25
Jan

Justus Frantz und die Philharmonie der Nationen im Beethovensaal

Mit besten Wünschen
Gleich fängt er wieder an zu reden, denkt man immer, wenn Justus Frantz sich in Richtung Publikum wendet, aber das bewahrheitete sich nur im ersten Teil seines Konzerts mit der Philharmonie der Nationen im Stuttgarter Beethovensaal. NUn mögen manche  es ja etwas merkwürdig finden, Ende Januar noch ein Konzert mit „Neujahrskonzert“ zu bezeichnen, doch Frantz wünschte dem nicht sehr zahlreichen Publikum bei der Gelegenheit nicht bloß ein gutes neues Jahr, sondern auch gleich mit dazu, dass sich alle „Hoffnungen realisieren lassen“ und „alle Befürchtungen nicht eintreten“.

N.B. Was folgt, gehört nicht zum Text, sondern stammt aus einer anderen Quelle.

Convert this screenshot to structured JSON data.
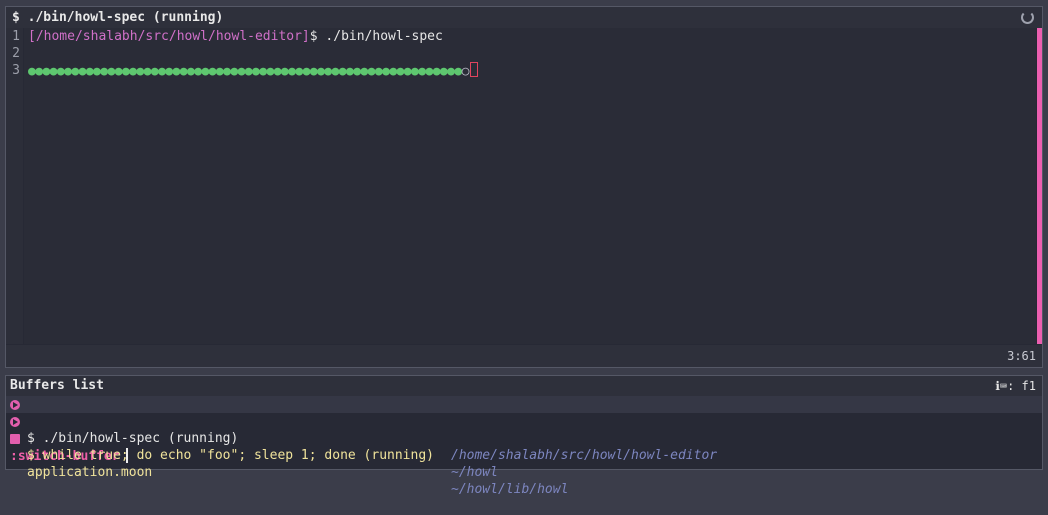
{
  "top_pane": {
    "title": "$ ./bin/howl-spec (running)",
    "line_numbers": [
      "1",
      "2",
      "3"
    ],
    "line1": {
      "path": "[/home/shalabh/src/howl/howl-editor]",
      "dollar": "$ ",
      "command": "./bin/howl-spec"
    },
    "line3": {
      "dots": "●●●●●●●●●●●●●●●●●●●●●●●●●●●●●●●●●●●●●●●●●●●●●●●●●●●●●●●●●●●●",
      "pending": "○"
    },
    "status": "3:61",
    "colors": {
      "pass": "#5ec76f",
      "prompt_path": "#d070c8",
      "marker": "#ec5fb0"
    }
  },
  "bottom_pane": {
    "title": "Buffers list",
    "info": "ℹ⌨: f1",
    "buffers": [
      {
        "icon": "process-icon",
        "name": "$ ./bin/howl-spec (running)",
        "dir": "/home/shalabh/src/howl/howl-editor"
      },
      {
        "icon": "process-icon",
        "name": "$ while true; do echo \"foo\"; sleep 1; done (running)",
        "dir": "~/howl"
      },
      {
        "icon": "file-icon",
        "name": "application.moon",
        "dir": "~/howl/lib/howl"
      }
    ],
    "command_label": ":switch-buffer"
  }
}
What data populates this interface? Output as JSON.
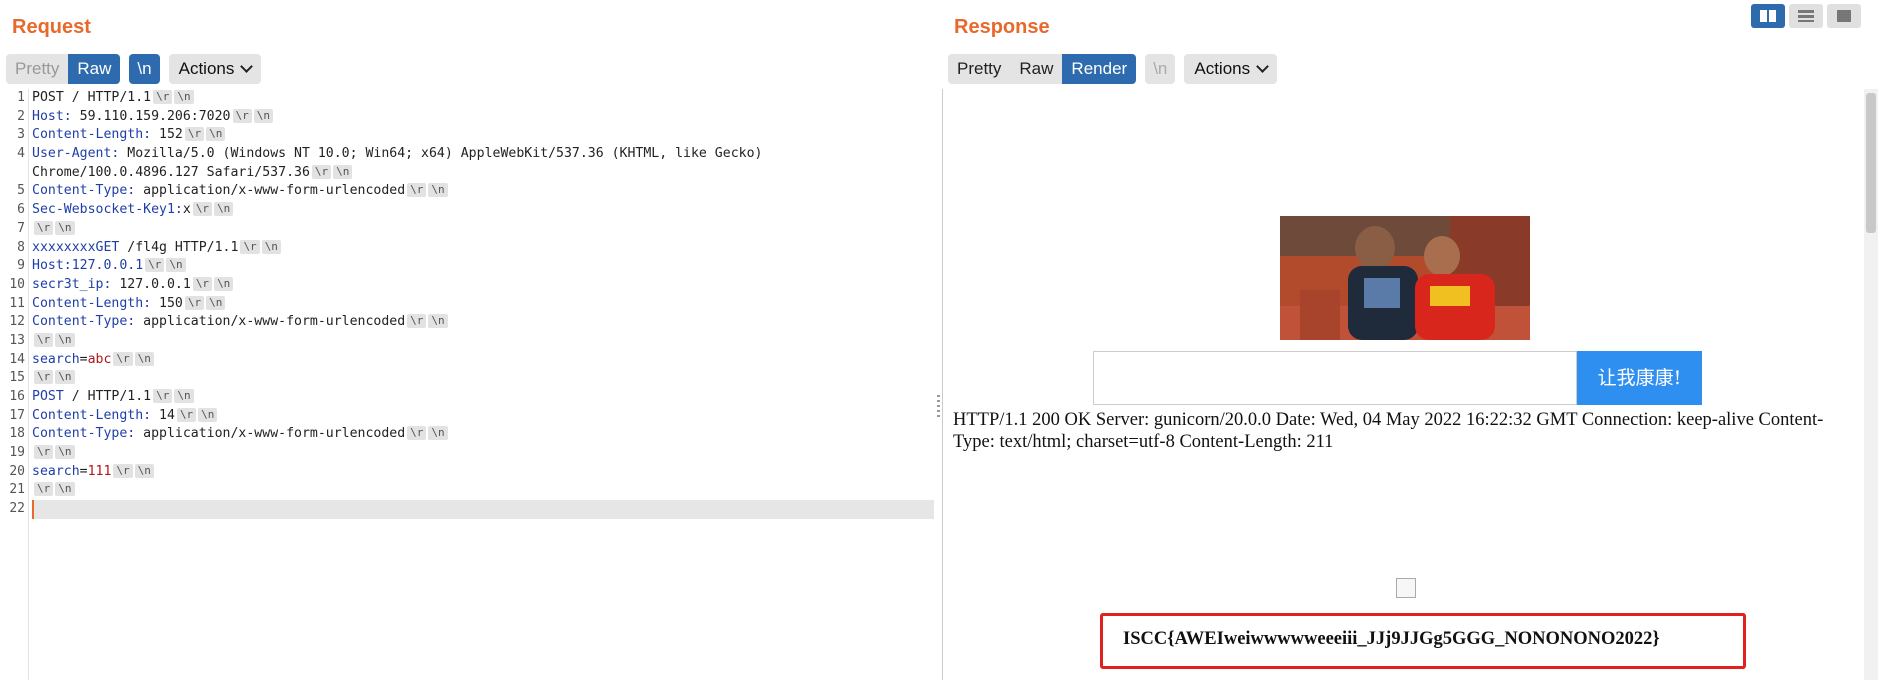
{
  "request": {
    "title": "Request",
    "tabs": [
      "Pretty",
      "Raw"
    ],
    "newline_label": "\\n",
    "actions_label": "Actions",
    "lines": [
      {
        "k": "",
        "v": "POST / HTTP/1.1",
        "r": ""
      },
      {
        "k": "Host:",
        "v": " 59.110.159.206:7020",
        "r": ""
      },
      {
        "k": "Content-Length:",
        "v": " 152",
        "r": ""
      },
      {
        "k": "User-Agent:",
        "v": " Mozilla/5.0 (Windows NT 10.0; Win64; x64) AppleWebKit/537.36 (KHTML, like Gecko) Chrome/100.0.4896.127 Safari/537.36",
        "r": ""
      },
      {
        "k": "Content-Type:",
        "v": " application/x-www-form-urlencoded",
        "r": ""
      },
      {
        "k": "Sec-Websocket-Key1:",
        "v": "x",
        "r": ""
      },
      {
        "k": "",
        "v": "",
        "r": ""
      },
      {
        "k": "",
        "v": "xxxxxxxxGET /fl4g HTTP/1.1",
        "r": "",
        "mixed": true
      },
      {
        "k": "Host:",
        "v": "",
        "r": "",
        "kv": "127.0.0.1"
      },
      {
        "k": "secr3t_ip:",
        "v": " 127.0.0.1",
        "r": ""
      },
      {
        "k": "Content-Length:",
        "v": " 150",
        "r": ""
      },
      {
        "k": "Content-Type:",
        "v": " application/x-www-form-urlencoded",
        "r": ""
      },
      {
        "k": "",
        "v": "",
        "r": ""
      },
      {
        "k": "search",
        "v": "=",
        "r": "abc"
      },
      {
        "k": "",
        "v": "",
        "r": ""
      },
      {
        "k": "POST",
        "v": " / HTTP/1.1",
        "r": ""
      },
      {
        "k": "Content-Length:",
        "v": " 14",
        "r": ""
      },
      {
        "k": "Content-Type:",
        "v": " application/x-www-form-urlencoded",
        "r": ""
      },
      {
        "k": "",
        "v": "",
        "r": ""
      },
      {
        "k": "search",
        "v": "=",
        "r": "111"
      },
      {
        "k": "",
        "v": "",
        "r": ""
      },
      {
        "k": "",
        "v": "",
        "r": "",
        "cursor": true
      }
    ]
  },
  "response": {
    "title": "Response",
    "tabs": [
      "Pretty",
      "Raw",
      "Render"
    ],
    "newline_label": "\\n",
    "actions_label": "Actions",
    "button_label": "让我康康!",
    "body_text": "HTTP/1.1 200 OK Server: gunicorn/20.0.0 Date: Wed, 04 May 2022 16:22:32 GMT Connection: keep-alive Content-Type: text/html; charset=utf-8 Content-Length: 211",
    "flag": "ISCC{AWEIweiwwwwweeeiii_JJj9JJGg5GGG_NONONONO2022}"
  },
  "crlf": [
    "\\r",
    "\\n"
  ],
  "colors": {
    "accent": "#e8692c",
    "tab_active": "#2e6bae",
    "flag_border": "#e0211d",
    "button": "#2e8ff0"
  }
}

Solches wünschte man sich auch für das anstehende Konzert, dessen Programmatik – dreimal Mozart – Frantz damit begründetete, dass man das Publikum mit „etwas Besonderem beglücken“ wolle. Außerdem könne man bei Mozart die „Leichtigkeit des Seins“ besonders spüren.

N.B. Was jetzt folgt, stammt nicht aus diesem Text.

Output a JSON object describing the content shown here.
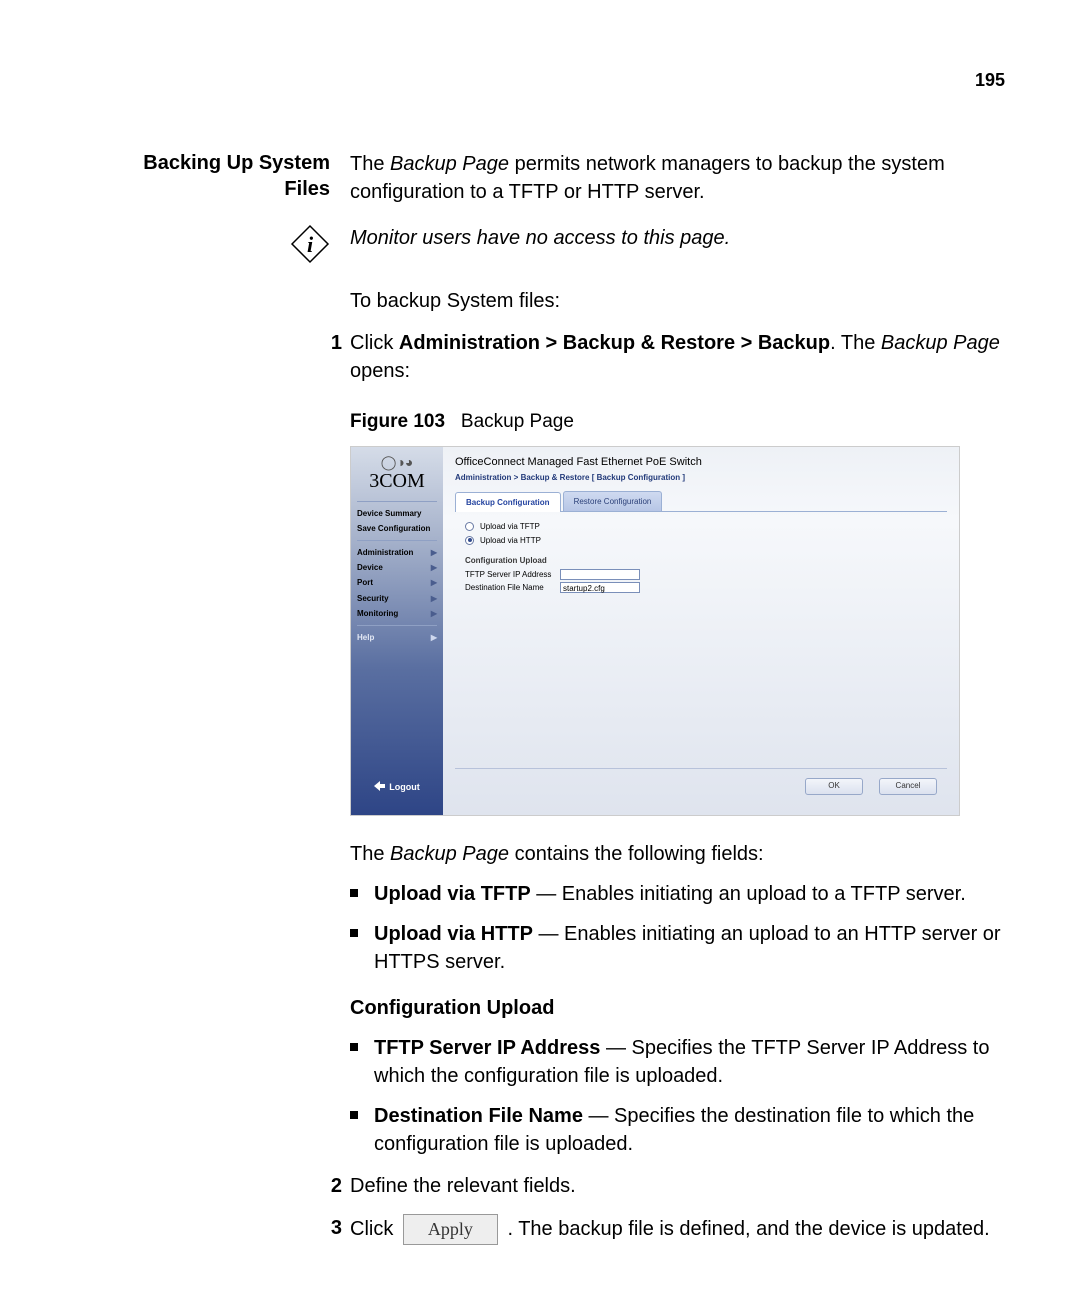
{
  "page_number": "195",
  "section_title_line1": "Backing Up System",
  "section_title_line2": "Files",
  "intro_a": "The ",
  "intro_b_italic": "Backup Page",
  "intro_c": " permits network managers to backup the system configuration to a TFTP or HTTP server.",
  "note_italic": "Monitor users have no access to this page.",
  "to_backup": "To backup System files:",
  "step1_a": "Click ",
  "step1_b_bold": "Administration > Backup & Restore > Backup",
  "step1_c": ". The ",
  "step1_d_italic": "Backup Page",
  "step1_e": " opens:",
  "figure_label": "Figure 103",
  "figure_caption": "Backup Page",
  "screenshot": {
    "logo_text": "3COM",
    "title": "OfficeConnect Managed Fast Ethernet PoE Switch",
    "breadcrumb": "Administration > Backup & Restore [ Backup Configuration ]",
    "tab_active": "Backup Configuration",
    "tab_inactive": "Restore Configuration",
    "radio_tftp": "Upload via TFTP",
    "radio_http": "Upload via HTTP",
    "config_upload": "Configuration Upload",
    "field_ip": "TFTP Server IP Address",
    "field_file": "Destination File Name",
    "file_value": "startup2.cfg",
    "ok": "OK",
    "cancel": "Cancel",
    "nav": {
      "device_summary": "Device Summary",
      "save_config": "Save Configuration",
      "administration": "Administration",
      "device": "Device",
      "port": "Port",
      "security": "Security",
      "monitoring": "Monitoring",
      "help": "Help"
    },
    "logout": "Logout"
  },
  "after_fig_a": "The ",
  "after_fig_b_italic": "Backup Page",
  "after_fig_c": " contains the following fields:",
  "bullet1_b": "Upload via TFTP",
  "bullet1_t": " — Enables initiating an upload to a TFTP server.",
  "bullet2_b": "Upload via HTTP",
  "bullet2_t": " — Enables initiating an upload to an HTTP server or HTTPS server.",
  "subhead": "Configuration Upload",
  "bullet3_b": "TFTP Server IP Address",
  "bullet3_t": " — Specifies the TFTP Server IP Address to which the configuration file is uploaded.",
  "bullet4_b": "Destination File Name",
  "bullet4_t": " — Specifies the destination file to which the configuration file is uploaded.",
  "step2": "Define the relevant fields.",
  "step3_a": "Click ",
  "apply_label": "Apply",
  "step3_b": ". The backup file is defined, and the device is updated."
}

Die wollte sich dann aber bei Mozarts Haffner-Sinfonie KV 385, mit der das Orchester nach einer kurzen Einführung seitens des Dirigenten anhob, nicht so recht einstellen. Zwar setzte Frantz seine Musiker gleich mächtig unter Strom, aber vor allem die Holzbläser standen angesichts der klanglichen Übermacht der Streicher auf ziemlich verlorenem Posten – von korrespondierenden Klanggruppen war wenig zu hören. Nun ist es gerade für ein Orchester mit fluktuierender Besetzung wie der „Philharmonie der Nationen“ besonders schwer, ein klangliches Profil zu entwickeln. Umso wichtiger erscheint es, dass die Spieler aufeinander hören und reagieren – das Ideal eines wachen, kammermusikalisch inspirierten Musizierens vor Augen, wie es etwa in Formationen wie dem Mahler Chamber Orchestra vorbildlich gepflegt wird.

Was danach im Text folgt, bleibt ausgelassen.